Cavalcanti se tornou presidente da Câmara dos Deputados para tentar mostrar que o Baixo Clero era mais do que uma camarilha de cleptocratas e corruptos, mas a espinha dorsal da política. Ele estava certo e errado ao mesmo tempo. O Baixo Clero é ao mesmo tempo a espinha dorsal, mas também uma espinha dorsal corrupta e podre, que sustenta e dilapida o Estado, ou que na verdade sustenta PARA dilapidar o Estado.

São basicamente o pior que a política pode oferecer. E, por serem virtualmente irrelevantes politicamente fora do período eleitoral, quando muitos puxam votos de seus currais, ou fora de períodos de votação de pautas importantes no Congresso, passam geralmente despercebidos pelo radar da maioria da população quando o tema é corrupção — e da justiça. São pequenos demais para alguém se importar, ainda que coletivamente sejam um enorme problema para o país, e também são poderosos por terem votos e currais eleitorais importantes para os políticos grandes.

Todos sabem que são corruptos, mas enquanto ficam na deles, vendendo seus votos e pouco conhecidos para muito além do seu curral — que não vai denunciá-los - sobrevivem e se alimentam de verbas públicas criando verdadeiras dinastias.

Bolsonaro é um destacado membro desse Baixo Clero que resolveu se tornar grande, relevante. Ele quis ser ouvido, pese não ter nada de útil para falar.

Sua pregação de ódio que sempre fez sucesso em seu nicho ganhou apoio na internet e nacionalizou-se. Mas nada foi mais fundamental para sua ascensão que o PT e o ódio que o partido e sua militância geraram (contra si) com sua insistente corrupção e descaramento (como a defesa intransigente de seus criminosos e de suas práticas) ao ponto do partido se tornar a própria esquerda (com conivência de boa parte da esquerda, aliás) e prejudicar todo o campo ideológico.

Notem, o PT não inventou a corrupção, tampouco é o único partido corrupto da atualidade, longe disso, no entanto sua pregação fanatizada de inocência de criminosos condenados e práticas reconhecidas de corrupção ajudaram a minar totalmente o partido — a crise que Dilma enfiou o país também não ajudou, claro. A ação de sua militância em redes sociais, de suas centrais de fake news e afins, também afundou o partido de vez na lama.

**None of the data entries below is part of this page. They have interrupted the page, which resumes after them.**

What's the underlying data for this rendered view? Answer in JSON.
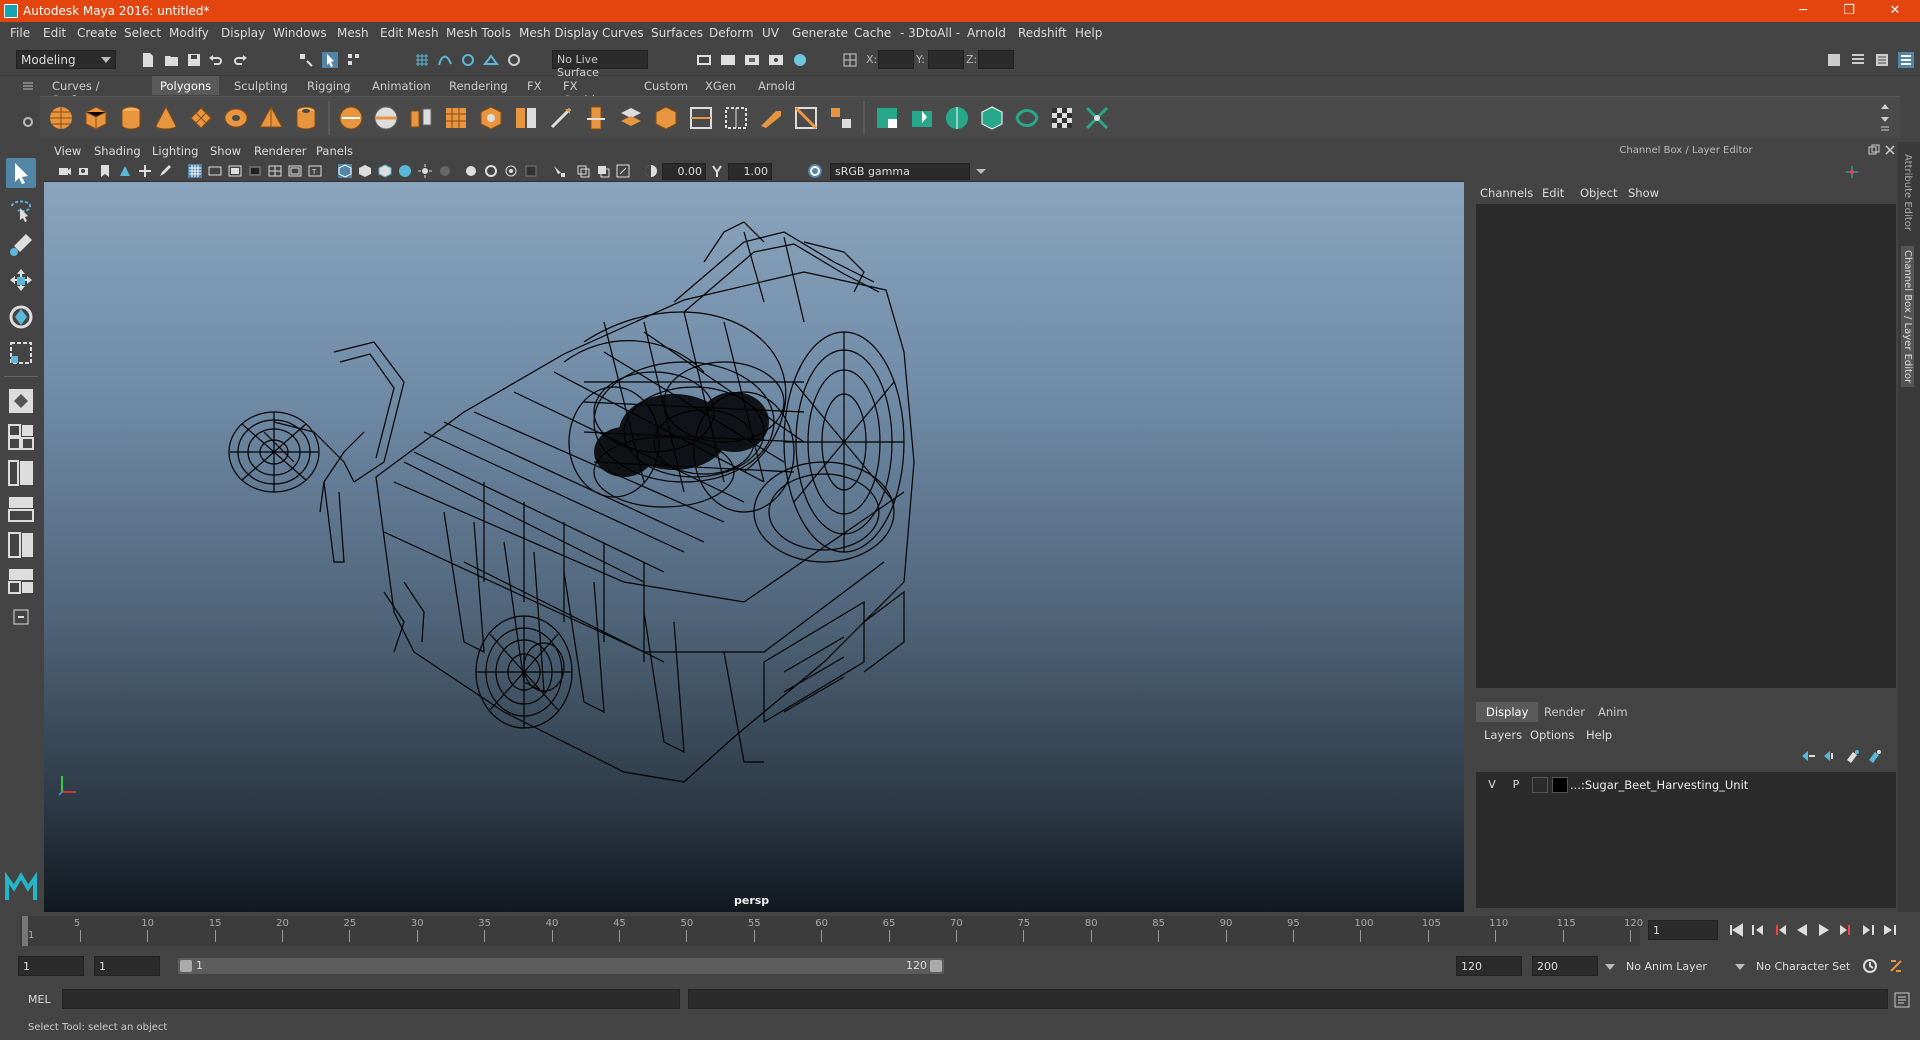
{
  "window": {
    "title": "Autodesk Maya 2016: untitled*",
    "minimize_label": "─",
    "maximize_label": "❐",
    "close_label": "✕"
  },
  "menubar": [
    "File",
    "Edit",
    "Create",
    "Select",
    "Modify",
    "Display",
    "Windows",
    "Mesh",
    "Edit Mesh",
    "Mesh Tools",
    "Mesh Display",
    "Curves",
    "Surfaces",
    "Deform",
    "UV",
    "Generate",
    "Cache",
    "- 3DtoAll -",
    "Arnold",
    "Redshift",
    "Help"
  ],
  "status_line": {
    "mode": "Modeling",
    "live_surface": "No Live Surface",
    "x_label": "X:",
    "y_label": "Y:",
    "z_label": "Z:"
  },
  "shelf": {
    "tabs": [
      "Curves / Surfaces",
      "Polygons",
      "Sculpting",
      "Rigging",
      "Animation",
      "Rendering",
      "FX",
      "FX Caching",
      "Custom",
      "XGen",
      "Arnold"
    ],
    "active_tab": "Polygons"
  },
  "viewport": {
    "menus": [
      "View",
      "Shading",
      "Lighting",
      "Show",
      "Renderer",
      "Panels"
    ],
    "exposure": "0.00",
    "gamma": "1.00",
    "color_space": "sRGB gamma",
    "camera": "persp"
  },
  "channel_box": {
    "title": "Channel Box / Layer Editor",
    "menus": [
      "Channels",
      "Edit",
      "Object",
      "Show"
    ],
    "layer_tabs": [
      "Display",
      "Render",
      "Anim"
    ],
    "active_layer_tab": "Display",
    "layer_menus": [
      "Layers",
      "Options",
      "Help"
    ],
    "layers": [
      {
        "visible": "V",
        "playback": "P",
        "name": "...:Sugar_Beet_Harvesting_Unit"
      }
    ]
  },
  "side_tabs": [
    "Attribute Editor",
    "Channel Box / Layer Editor"
  ],
  "timeline": {
    "ticks": [
      5,
      10,
      15,
      20,
      25,
      30,
      35,
      40,
      45,
      50,
      55,
      60,
      65,
      70,
      75,
      80,
      85,
      90,
      95,
      100,
      105,
      110,
      115,
      120
    ],
    "first_label": "1",
    "current_frame": "1",
    "range_min": 1,
    "range_max": 120
  },
  "range": {
    "start": "1",
    "playback_start": "1",
    "inner_start": "1",
    "inner_end": "120",
    "playback_end": "120",
    "end": "200",
    "anim_layer": "No Anim Layer",
    "character_set": "No Character Set"
  },
  "command": {
    "label": "MEL"
  },
  "help_line": "Select Tool: select an object",
  "colors": {
    "title_bar": "#e4450e",
    "ui_bg": "#444444",
    "field_bg": "#2b2b2b",
    "active_tool": "#5285a6",
    "shelf_orange": "#e89540",
    "shelf_green": "#28a88a",
    "wire": "#000000"
  }
}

A situação de penúria do PT, junto ao esvaziamento da oposição tradicional (PSDB) e a falta de propostas reais para tirar o país da crise pelas vias institucionais tradicionais levou a um momento único em que Bolsonaro foi capaz de aglutinar diversas forças políticas, sociais e ideológicas diferentes em um pacote amorfo e perigoso.

Fico na dúvida se Bolsonaro foi o escolhido por diferentes alas da direita o acharem facilmente manipulável e fraco para resistir às suas pressões ou se na realidade boa parte da direita está simplesmente no nível do Bolsonaro e ele foi o melhor (sic) que conseguiram arrumar.

Dito isso, a corrupção em que Flavio Bolsonaro (supostamente, ok advogados?) se envolveu é coisa de principiante, de quem sempre foi Baixo Clero e nunca precisou se preocupar em esconder suas falcatruas porque nunca esteve nos holofotes. A única coisa pior que um político corrupto é um políticos corrupto e burro. Maluf levou décadas até ser pego, a famiglia Bolsonaro parece se esforçar para, em três semanas de governo, conseguir já estar atolada até o pescoço na lama da corrupção.

Por enquanto ainda sobrevivem se valendo dos velhos “Mas e o PT?” ou “O PT roubou mais”, mas até quando o discurso irá colar? A própria base do Bolsonarismo é fluida, diversa, difícil de lidar e precisa ser constantemente agradada e acariciada (um pouco como o próprio Baixo Clero), e o presidente já deu mostras de que não faz ideia do que está fazendo.